Parkinson's law suggests that work expands to fill the time available to complete it, and while the realisation pains me, I could easily have exceed my goal by 25th December and, of course, kept on cooking until 31st December. Except that the constant requirement to think of something different to cook eventually became mentally exhausting. The thinking, the cooking and then the documenting at times shadowed the joy of cooking something new.

For this reason there are a small number of posts that are still waiting to be finished and which I will complete when it becomes 'fun' to do so again.

When I set out on my journey I hoped to decrease the amount of meat we were eating to half our meals with the remaining 50% split between fish dishes and vegetarian options. Pressure from my family to ease up on the veggie meals, left me sure I would be shy of my target of a quarter, but I was surprised to find that during 2020 27% of our evening meals were vegetarian. Fish was where I fell short, representing only 16% of all meals, meaning meat reigned supreme featuring in 57% of the dishes I served. Despite not hitting 50%, the process of introducing more vegetarian and fish based meals certainly enhanced the variety on our table.

Cooking 292 different meals during 2020 encouraged me to develop some valuable habits.

The first was meal planning. This is a gift you can give to yourself that will allow you to buy time to do other things. Mapping out what you are going to cook for the week ahead and creating opportunities to cook meals in advance not only frees up time, it provides a level of clarity and intentionality that puts you in control.
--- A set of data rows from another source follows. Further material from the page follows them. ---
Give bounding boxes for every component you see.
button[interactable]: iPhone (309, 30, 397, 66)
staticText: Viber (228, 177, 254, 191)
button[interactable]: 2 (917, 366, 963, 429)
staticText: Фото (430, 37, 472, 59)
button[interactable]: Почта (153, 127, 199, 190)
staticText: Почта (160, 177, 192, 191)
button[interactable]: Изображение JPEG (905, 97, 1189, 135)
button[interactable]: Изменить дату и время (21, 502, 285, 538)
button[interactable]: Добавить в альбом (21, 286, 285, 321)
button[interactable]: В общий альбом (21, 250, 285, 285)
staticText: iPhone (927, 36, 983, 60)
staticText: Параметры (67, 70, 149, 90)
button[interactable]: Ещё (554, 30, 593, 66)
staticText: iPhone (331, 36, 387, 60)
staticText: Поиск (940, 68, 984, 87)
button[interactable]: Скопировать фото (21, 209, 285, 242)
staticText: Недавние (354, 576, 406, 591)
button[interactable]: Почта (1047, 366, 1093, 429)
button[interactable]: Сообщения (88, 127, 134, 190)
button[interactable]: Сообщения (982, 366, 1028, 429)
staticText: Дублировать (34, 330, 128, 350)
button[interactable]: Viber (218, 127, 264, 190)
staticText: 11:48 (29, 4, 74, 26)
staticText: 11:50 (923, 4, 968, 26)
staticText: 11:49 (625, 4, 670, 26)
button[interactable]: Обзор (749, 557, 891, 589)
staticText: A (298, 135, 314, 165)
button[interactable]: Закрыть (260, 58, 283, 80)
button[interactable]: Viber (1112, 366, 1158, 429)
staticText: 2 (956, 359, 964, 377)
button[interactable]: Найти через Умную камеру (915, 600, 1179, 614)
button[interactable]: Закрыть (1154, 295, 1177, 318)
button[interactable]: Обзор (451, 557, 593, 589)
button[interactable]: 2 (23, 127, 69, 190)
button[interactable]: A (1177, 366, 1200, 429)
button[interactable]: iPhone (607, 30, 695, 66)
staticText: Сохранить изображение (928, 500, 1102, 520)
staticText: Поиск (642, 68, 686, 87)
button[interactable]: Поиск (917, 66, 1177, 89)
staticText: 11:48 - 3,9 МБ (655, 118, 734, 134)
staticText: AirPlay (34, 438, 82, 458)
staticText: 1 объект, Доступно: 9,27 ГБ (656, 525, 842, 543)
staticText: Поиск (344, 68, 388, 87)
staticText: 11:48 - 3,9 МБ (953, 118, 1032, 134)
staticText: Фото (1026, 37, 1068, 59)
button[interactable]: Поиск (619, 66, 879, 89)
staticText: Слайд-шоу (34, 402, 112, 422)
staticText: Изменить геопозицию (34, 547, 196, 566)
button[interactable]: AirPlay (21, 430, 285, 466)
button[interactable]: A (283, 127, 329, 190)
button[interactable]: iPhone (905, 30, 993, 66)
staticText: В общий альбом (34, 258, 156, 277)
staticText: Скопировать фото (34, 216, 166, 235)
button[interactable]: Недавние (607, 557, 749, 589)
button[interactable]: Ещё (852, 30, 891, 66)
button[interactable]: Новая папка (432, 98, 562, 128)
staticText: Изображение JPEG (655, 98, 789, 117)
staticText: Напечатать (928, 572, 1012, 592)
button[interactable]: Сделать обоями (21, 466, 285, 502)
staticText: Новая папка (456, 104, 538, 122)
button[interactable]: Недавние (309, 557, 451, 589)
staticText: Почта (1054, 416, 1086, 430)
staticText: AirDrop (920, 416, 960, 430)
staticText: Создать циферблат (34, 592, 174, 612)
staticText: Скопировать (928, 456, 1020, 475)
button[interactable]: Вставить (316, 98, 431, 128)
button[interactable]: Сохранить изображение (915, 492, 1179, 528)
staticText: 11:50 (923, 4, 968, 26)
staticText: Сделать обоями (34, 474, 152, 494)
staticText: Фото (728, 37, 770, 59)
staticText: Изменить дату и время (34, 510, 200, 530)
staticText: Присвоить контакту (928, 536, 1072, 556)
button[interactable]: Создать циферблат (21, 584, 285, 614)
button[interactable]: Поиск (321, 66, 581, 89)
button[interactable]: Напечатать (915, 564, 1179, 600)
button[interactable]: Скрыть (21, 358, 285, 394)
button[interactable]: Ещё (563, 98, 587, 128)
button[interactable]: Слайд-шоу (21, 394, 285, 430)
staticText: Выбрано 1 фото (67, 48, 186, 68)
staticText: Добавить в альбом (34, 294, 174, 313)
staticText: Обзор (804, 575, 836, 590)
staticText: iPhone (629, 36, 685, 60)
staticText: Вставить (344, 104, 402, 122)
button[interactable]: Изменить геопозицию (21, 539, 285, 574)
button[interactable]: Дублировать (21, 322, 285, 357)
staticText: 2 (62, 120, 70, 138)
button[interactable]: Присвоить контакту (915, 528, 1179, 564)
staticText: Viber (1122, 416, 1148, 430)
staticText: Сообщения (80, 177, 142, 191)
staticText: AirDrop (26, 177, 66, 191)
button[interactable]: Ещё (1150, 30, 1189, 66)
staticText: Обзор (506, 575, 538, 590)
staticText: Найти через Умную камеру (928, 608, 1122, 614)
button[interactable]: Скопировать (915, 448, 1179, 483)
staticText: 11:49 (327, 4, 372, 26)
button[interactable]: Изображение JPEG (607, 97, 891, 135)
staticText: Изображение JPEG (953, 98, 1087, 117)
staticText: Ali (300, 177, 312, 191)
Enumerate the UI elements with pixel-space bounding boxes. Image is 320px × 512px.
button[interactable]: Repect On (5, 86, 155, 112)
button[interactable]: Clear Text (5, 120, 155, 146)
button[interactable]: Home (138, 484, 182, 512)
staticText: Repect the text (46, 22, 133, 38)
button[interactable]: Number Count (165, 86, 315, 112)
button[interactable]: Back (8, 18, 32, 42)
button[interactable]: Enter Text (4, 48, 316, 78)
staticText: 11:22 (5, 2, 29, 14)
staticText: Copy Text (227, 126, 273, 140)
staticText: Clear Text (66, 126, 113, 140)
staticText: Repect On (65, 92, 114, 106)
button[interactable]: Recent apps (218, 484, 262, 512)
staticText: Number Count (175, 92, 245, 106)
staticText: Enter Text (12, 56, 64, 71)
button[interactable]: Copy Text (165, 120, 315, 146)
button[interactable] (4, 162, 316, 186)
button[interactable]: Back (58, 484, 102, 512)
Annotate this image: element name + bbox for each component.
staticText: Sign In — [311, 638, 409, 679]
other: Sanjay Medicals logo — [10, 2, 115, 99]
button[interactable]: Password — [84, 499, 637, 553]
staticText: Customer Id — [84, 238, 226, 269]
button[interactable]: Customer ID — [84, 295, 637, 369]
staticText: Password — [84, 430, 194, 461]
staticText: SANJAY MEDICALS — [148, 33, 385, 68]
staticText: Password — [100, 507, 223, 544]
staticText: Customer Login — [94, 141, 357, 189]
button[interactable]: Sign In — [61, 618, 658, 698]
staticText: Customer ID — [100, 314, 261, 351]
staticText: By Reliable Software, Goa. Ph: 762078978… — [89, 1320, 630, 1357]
Trying to decide what to cook each day not only takes up mental capacity it is also a recipe for ending up cooking multiple meals to suit different family members. It also introduces that bone of contention that goes something along the lines of "well why ask me what I'd like for dinner if you're not going to / can't cook it?"

Introducing new meals is a great way to test family members' likes and dislikes, challenge assumptions about what tastes good and what doesn't and encourage a more adventurous attitude to food and drink.  However, it was always a source of disappointment when something tasted delicious and someone said "wow that was amazing; it's a shame we're going to have to wait another x number of months before we can have it again!"

The second habit I developed was meal prepping. I didn't batch cook per se as this would have eroded my goal to increase variety, but I did do a lot of cooking ahead, usually over the weekend to deliver breathing space during the week. Working full time, this really helped to relieve stress and save time.

Thirdly, and probably inevitability, I cooked most things from whole foods avoiding industrialised and processed products. There's an assumption that cooking from scratch takes too much time or is too expensive. Both of these statements can of course be true, but they aren't necessarily true all of the time. It is possible to prepare great tasting meals with whole foods that are budget friendly. While I definitely used to subscribed to the "why waste time making your own pastry when you can buy it" brigade, during 2020 I pushed myself to make my own and it was something of a revelation to find it wasn't as laborious as I'd imagined. Most importantly, making your own pastry means you know exactly what is in it.

Having documented one year of 292 different evening meals, I started to reflect on what is next for this blog. I've had a range of food ideas, but in the true spirit of Virtues of Variety, for 2021 I've started a completely different project; on 11 January 2021 my husband and I started to build our own home. Over the past ten weeks this has diverted my spare time away from this blog, but in an unexpected way it has helped focus my thinking. I have started to reflect more on the how the kitchen functions as a living space and how food plays an important role in our lives beyond simply providing sustenance.

Having begun a voyage of discovery into food variety back in January 2020, 15 months on, it has become a habit that's hard to break, so variety will no doubt continue to be a theme running through my posts, although who knows where else my ramblings will take me.